The risk of premature death can be significantly reduced by as much as 11 minutes of daily moderate exercise, as indicated by a recent study published in the British Journal of Sports Medicine.

The study says that one in 10 premature deaths might be averted if everyone does moderate exercise like walking and cycling, for 75 minutes per week.

Examples of vigorous intensity exercises are activities that make it challenging to hold a conversation, including hiking, jogging, running, fast swimming, and aerobics.

The recent study indicates that individuals who engage in 150 minutes of moderate and vigorous aerobic activity each week are 31% less likely to die than those who are inactive.

Additionally, they have a 29% decreased risk of death due to cardiovascular disease and a 15% decreased risk of death from cancer.

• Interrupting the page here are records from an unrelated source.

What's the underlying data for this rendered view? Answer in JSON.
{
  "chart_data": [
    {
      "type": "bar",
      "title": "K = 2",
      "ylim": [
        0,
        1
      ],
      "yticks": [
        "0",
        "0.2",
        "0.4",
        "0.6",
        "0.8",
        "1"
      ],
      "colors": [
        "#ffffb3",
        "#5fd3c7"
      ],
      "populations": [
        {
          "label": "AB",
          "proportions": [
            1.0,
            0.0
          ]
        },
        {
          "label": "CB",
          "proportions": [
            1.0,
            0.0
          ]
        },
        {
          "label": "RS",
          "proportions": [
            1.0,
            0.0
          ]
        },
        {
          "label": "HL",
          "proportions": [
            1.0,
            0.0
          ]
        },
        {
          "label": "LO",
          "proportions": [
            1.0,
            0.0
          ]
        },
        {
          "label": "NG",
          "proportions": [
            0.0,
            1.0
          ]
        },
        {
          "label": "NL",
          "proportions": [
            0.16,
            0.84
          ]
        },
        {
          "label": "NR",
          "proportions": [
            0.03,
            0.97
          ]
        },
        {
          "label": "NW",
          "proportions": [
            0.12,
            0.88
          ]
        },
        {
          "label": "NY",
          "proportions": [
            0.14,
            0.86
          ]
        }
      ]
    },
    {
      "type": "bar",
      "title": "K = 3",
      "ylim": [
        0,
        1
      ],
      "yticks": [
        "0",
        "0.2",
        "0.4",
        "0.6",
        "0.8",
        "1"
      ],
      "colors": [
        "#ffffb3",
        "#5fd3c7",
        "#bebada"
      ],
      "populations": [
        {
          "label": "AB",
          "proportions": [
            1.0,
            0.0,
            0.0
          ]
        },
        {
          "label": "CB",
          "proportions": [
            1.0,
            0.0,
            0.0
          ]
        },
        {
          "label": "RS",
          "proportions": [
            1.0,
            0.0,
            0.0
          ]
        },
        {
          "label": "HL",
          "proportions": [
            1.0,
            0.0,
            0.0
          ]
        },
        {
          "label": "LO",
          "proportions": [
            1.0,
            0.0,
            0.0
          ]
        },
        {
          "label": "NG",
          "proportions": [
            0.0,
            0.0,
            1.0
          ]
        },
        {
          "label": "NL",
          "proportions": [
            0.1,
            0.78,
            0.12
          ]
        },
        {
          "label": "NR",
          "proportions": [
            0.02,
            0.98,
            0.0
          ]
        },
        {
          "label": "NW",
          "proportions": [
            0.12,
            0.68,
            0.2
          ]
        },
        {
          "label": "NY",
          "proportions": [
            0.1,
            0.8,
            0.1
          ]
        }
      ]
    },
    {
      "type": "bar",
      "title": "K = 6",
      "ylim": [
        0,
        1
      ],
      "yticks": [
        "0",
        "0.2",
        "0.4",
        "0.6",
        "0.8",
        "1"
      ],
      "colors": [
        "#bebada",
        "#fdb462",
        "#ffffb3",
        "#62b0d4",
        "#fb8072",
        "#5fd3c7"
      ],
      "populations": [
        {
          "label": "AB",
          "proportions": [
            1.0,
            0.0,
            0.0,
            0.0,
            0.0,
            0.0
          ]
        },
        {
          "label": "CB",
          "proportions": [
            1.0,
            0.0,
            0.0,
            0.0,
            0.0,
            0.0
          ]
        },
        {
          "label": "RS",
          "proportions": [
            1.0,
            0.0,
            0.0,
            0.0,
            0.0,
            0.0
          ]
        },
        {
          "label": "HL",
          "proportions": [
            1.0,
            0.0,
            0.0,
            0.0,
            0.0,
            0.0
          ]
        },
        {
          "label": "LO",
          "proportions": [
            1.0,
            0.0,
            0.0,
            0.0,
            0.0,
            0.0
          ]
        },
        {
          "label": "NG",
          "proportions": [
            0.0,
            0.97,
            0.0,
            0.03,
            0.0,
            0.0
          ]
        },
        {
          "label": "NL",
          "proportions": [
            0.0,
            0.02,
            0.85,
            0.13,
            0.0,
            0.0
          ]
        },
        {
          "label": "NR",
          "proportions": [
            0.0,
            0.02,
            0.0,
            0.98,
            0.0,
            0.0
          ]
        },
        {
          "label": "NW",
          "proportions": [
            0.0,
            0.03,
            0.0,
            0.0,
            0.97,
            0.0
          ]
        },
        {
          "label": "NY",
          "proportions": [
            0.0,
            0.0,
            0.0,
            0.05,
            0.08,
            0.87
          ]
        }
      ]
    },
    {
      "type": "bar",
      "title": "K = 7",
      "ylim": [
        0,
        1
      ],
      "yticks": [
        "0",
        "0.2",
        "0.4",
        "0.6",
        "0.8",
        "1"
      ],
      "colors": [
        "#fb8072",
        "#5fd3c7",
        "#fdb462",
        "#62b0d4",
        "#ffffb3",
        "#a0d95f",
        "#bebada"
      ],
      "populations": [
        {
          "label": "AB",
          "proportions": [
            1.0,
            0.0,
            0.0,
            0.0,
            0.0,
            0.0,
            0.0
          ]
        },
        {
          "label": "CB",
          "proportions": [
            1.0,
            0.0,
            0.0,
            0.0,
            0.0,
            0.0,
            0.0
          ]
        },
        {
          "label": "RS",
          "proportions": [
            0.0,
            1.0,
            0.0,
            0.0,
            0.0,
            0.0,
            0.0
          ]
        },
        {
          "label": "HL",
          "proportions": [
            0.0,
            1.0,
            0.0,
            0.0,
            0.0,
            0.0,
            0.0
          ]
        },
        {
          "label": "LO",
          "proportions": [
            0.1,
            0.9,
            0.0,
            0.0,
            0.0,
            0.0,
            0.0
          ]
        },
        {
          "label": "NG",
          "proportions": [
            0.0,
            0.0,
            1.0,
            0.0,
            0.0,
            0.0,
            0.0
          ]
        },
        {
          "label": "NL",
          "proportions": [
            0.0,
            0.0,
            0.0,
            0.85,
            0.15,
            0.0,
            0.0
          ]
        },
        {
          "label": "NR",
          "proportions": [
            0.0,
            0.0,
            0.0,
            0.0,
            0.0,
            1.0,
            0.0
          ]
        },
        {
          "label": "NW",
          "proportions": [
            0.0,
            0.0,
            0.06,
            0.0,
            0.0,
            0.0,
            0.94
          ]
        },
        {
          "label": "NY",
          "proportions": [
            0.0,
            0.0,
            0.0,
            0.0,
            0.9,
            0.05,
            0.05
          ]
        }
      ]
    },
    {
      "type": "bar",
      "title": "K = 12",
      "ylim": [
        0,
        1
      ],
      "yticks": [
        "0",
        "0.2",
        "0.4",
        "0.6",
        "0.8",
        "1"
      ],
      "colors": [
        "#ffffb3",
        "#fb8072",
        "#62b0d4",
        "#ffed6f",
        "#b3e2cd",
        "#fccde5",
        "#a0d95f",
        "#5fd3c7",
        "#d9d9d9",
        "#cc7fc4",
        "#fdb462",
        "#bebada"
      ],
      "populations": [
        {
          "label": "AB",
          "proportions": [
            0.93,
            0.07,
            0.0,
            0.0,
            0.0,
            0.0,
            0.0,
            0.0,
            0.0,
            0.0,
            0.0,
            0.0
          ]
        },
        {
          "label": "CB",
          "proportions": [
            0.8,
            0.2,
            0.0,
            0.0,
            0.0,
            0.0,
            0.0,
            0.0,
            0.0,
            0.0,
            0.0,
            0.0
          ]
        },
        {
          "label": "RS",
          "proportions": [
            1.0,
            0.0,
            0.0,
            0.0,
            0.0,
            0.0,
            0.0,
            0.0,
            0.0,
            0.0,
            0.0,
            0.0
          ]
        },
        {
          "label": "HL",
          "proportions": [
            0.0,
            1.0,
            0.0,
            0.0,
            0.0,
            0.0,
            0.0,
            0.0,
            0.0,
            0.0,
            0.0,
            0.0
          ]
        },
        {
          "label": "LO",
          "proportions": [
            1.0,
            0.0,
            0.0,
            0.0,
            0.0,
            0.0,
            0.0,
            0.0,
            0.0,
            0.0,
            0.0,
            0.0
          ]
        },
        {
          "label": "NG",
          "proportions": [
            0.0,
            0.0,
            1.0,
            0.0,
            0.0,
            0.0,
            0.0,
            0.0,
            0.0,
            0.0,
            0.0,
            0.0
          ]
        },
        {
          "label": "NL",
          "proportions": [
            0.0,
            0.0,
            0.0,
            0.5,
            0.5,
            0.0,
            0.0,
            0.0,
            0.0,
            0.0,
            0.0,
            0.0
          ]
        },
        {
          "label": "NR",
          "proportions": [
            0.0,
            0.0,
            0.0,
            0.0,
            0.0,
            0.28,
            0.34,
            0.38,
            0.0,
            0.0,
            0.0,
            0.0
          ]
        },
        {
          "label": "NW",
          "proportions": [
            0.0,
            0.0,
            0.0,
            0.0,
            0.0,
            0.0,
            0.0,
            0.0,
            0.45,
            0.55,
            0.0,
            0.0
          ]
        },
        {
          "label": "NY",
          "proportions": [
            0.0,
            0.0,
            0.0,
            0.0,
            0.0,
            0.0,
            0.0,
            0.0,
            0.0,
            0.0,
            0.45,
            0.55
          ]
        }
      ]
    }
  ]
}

Engaging in this level of physical activity can also decrease the chances of developing cardiovascular disease by 27% and cancer by 12%. If individuals were to exercise for 150 minutes per week, it could potentially prevent all premature deaths.

For certain cancers such as myeloid leukemia, myeloma, and certain types of stomach cancers, the risk can be lowered by up to 26%.

The study indicates that incorporating just a few minutes of exercise into our daily routine can yield significant health benefits. However, the epidemiologist cautions that 11 minutes should not be regarded as a set minimum or maximum daily target.